Mentir pra si mesmo é sempre a pior mentira
Vender perfeição é fácil, qualquer um pode fazê-lo. Mas para quê?
“Procurando bem todo mundo tem pereba, marca de bexiga ou vacina... Só a bailarina que não tem.” Se a música do Chico Buarque fosse feita hoje, poderíamos substituir a bailarina pela blogueira de moda ou por aquela mãe de três filhos que vende, na internet, uma vida perfeita.
Tudo ali é lindo, loiro, a família é unida e sem problemas. Ela não acorda tarde. Come muito e não engorda. “Medo de subir, gente, medo de cair, gente, medo de vertigem quem não tem?” Sempre me apeguei a essa frase, já que tenho muito, muito medo de vertigem. E era nesse medo que pensava quando estava prestes a entrar em um avião (medo de viajar sozinha quem não tem?) e sair de férias. Até que fui abordada por uma leitora da Tpm e logo ficamos amigas. Na hora da entrada, ela me perguntou: “Você vai viajar de primeira classe?”. “Eu, Nina, primeira classe?” Palavras que não batiam. “Sei lá, você é uma jornalista famosa.” Crise. “Eu, Nina, jornalista famosa?” Que imagem era essa? Onde eu errei?
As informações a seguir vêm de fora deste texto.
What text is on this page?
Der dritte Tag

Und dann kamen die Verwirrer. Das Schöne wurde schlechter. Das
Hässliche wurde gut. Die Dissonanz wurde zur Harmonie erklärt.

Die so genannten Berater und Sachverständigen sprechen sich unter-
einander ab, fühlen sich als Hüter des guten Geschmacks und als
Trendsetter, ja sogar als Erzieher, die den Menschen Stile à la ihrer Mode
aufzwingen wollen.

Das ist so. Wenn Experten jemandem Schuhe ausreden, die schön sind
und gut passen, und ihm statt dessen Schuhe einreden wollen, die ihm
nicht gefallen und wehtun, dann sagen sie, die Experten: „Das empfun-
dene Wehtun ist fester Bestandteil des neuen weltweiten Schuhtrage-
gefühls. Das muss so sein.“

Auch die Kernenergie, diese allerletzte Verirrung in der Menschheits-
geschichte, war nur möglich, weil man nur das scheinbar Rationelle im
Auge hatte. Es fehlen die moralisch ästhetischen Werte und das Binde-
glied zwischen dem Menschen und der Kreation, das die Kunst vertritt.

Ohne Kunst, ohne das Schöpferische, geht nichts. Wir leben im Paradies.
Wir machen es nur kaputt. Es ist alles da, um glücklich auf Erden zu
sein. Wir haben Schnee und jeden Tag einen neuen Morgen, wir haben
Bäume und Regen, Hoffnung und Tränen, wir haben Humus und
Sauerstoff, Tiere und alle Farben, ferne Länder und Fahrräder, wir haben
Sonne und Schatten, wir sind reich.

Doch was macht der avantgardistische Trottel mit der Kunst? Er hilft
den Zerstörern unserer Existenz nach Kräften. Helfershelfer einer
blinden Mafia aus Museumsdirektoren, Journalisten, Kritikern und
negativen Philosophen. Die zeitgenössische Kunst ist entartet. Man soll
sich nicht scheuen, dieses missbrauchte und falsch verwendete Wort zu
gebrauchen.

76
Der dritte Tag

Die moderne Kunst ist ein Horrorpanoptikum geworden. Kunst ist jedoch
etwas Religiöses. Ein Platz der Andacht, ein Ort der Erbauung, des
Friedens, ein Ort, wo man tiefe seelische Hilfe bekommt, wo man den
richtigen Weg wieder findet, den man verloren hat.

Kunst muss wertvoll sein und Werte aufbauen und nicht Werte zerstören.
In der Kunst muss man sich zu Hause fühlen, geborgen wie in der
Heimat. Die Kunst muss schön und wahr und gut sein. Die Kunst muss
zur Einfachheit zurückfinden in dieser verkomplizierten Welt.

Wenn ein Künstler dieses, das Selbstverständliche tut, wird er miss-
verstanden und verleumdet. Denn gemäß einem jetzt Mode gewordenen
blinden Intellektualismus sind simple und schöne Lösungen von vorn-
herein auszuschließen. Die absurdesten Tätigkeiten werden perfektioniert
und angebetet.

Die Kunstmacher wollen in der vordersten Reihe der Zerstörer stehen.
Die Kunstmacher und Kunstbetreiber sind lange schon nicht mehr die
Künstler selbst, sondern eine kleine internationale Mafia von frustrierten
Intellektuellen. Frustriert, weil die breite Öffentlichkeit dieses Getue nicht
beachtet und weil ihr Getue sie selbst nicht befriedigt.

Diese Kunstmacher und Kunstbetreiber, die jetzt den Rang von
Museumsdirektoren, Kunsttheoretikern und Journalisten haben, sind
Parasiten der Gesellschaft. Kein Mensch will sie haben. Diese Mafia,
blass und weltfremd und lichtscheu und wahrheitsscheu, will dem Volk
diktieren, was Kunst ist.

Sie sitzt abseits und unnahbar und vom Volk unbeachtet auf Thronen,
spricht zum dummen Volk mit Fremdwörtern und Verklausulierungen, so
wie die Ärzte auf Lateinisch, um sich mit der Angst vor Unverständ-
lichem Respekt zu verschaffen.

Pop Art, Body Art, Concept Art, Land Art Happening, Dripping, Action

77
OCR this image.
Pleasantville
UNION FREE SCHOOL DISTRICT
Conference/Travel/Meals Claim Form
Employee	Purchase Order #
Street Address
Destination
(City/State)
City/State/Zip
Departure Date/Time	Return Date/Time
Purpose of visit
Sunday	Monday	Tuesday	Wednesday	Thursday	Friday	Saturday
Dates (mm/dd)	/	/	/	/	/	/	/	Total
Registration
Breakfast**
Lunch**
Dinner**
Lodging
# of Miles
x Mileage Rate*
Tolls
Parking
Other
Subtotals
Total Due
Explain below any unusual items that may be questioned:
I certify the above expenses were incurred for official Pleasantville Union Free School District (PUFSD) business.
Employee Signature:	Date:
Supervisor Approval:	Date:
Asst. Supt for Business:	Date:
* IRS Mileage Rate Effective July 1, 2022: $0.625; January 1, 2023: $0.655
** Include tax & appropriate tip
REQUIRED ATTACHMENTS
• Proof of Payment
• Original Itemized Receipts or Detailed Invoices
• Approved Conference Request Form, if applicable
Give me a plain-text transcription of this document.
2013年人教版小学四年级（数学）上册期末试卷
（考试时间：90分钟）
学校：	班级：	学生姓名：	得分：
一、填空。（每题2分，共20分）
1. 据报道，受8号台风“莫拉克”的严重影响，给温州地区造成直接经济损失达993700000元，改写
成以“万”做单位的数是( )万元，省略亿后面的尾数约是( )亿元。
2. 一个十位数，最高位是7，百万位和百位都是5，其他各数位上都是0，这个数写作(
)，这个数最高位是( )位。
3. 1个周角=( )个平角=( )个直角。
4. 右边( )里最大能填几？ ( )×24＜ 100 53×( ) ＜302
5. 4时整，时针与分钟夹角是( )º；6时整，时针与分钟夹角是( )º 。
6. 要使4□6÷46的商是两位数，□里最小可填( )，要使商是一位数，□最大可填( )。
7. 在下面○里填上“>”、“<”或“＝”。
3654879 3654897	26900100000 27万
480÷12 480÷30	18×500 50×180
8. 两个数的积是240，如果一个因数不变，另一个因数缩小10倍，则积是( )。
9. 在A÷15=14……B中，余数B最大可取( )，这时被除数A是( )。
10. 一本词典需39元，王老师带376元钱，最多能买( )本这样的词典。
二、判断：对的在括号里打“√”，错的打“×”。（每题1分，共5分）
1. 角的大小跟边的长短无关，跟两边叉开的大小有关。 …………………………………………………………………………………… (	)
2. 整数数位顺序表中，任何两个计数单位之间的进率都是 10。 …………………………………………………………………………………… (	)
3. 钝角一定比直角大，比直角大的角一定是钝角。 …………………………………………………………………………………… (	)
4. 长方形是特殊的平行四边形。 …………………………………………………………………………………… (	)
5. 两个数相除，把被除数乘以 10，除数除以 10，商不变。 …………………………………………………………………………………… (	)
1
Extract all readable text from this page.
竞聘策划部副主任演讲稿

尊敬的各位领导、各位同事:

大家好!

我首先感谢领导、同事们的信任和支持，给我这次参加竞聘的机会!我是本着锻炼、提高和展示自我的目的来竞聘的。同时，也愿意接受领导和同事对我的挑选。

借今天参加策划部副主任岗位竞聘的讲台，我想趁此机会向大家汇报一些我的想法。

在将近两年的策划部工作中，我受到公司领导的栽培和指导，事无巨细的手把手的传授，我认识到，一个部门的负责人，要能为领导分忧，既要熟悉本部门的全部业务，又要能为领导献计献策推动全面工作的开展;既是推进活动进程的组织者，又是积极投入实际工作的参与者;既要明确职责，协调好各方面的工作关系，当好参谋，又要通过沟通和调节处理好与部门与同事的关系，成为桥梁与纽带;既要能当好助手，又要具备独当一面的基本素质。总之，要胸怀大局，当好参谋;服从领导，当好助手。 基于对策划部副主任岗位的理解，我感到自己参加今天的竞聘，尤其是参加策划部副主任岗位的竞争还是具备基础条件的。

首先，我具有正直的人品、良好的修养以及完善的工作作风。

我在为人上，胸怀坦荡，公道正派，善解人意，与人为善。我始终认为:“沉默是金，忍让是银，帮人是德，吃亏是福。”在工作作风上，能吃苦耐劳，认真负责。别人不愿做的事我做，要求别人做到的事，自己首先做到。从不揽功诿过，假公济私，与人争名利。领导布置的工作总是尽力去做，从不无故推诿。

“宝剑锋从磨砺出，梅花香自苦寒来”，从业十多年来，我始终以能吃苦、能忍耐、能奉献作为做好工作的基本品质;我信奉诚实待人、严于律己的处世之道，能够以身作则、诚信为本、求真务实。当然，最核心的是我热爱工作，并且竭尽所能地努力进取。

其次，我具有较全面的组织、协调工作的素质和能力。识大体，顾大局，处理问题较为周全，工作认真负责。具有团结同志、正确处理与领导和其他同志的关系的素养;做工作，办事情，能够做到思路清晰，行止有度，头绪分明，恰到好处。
Eu parecia uma solteira que corria o mundo entre salas VIPs e roupas de grife? A minha vida parecia glamorosa? O que eu fiz? Seria eu a blogueira de moda em versão punk? “Você não vai postar foto desse lugar maravilhoso?”, pergunta meu amigo em Viena. Respondo: “Melhor não”. E penso: “O que as pessoas vão pensar? Que a minha vida é maravilhosa enquanto elas estão fodidas?”. Elas não saberiam que na mesma viagem eu tive dois ataques de pânico, algumas brigas com o amigo, levei fora de um cara e muitas vezes acordei com o peito apertado.
Vender perfeição é fácil. E qualquer um de nós pode fazer isso se quiser. Para que eu faria isso? Para mentir para mim. Mas aí é só lembrar do Renato Russo, ídolo máximo da minha adolescência. “Mentir pra si mesmo é sempre a pior mentira.” Você mente para si mesmo cada vez que tem o peito apertado e escreve no Facebook que a sua vida está ótima. Cada vez que tem vontade de chorar sozinha na praia e posta uma foto no sol. Mas quem eu ia convencer? Eu mesma? Impossível. A dor continuaria lá.
Um aviso: se você vir uma foto e achar que a minha vida é maravilhosa, não, ela não é. Eu estou rindo, mas talvez esteja meio nervosa. Sou humana. Fazer o quê?
*Nina Lemos, 42 anos, Carioca exilada em São Paulo, é repórter especial da Tpm e não consegue ser alegre o tempo inteiro.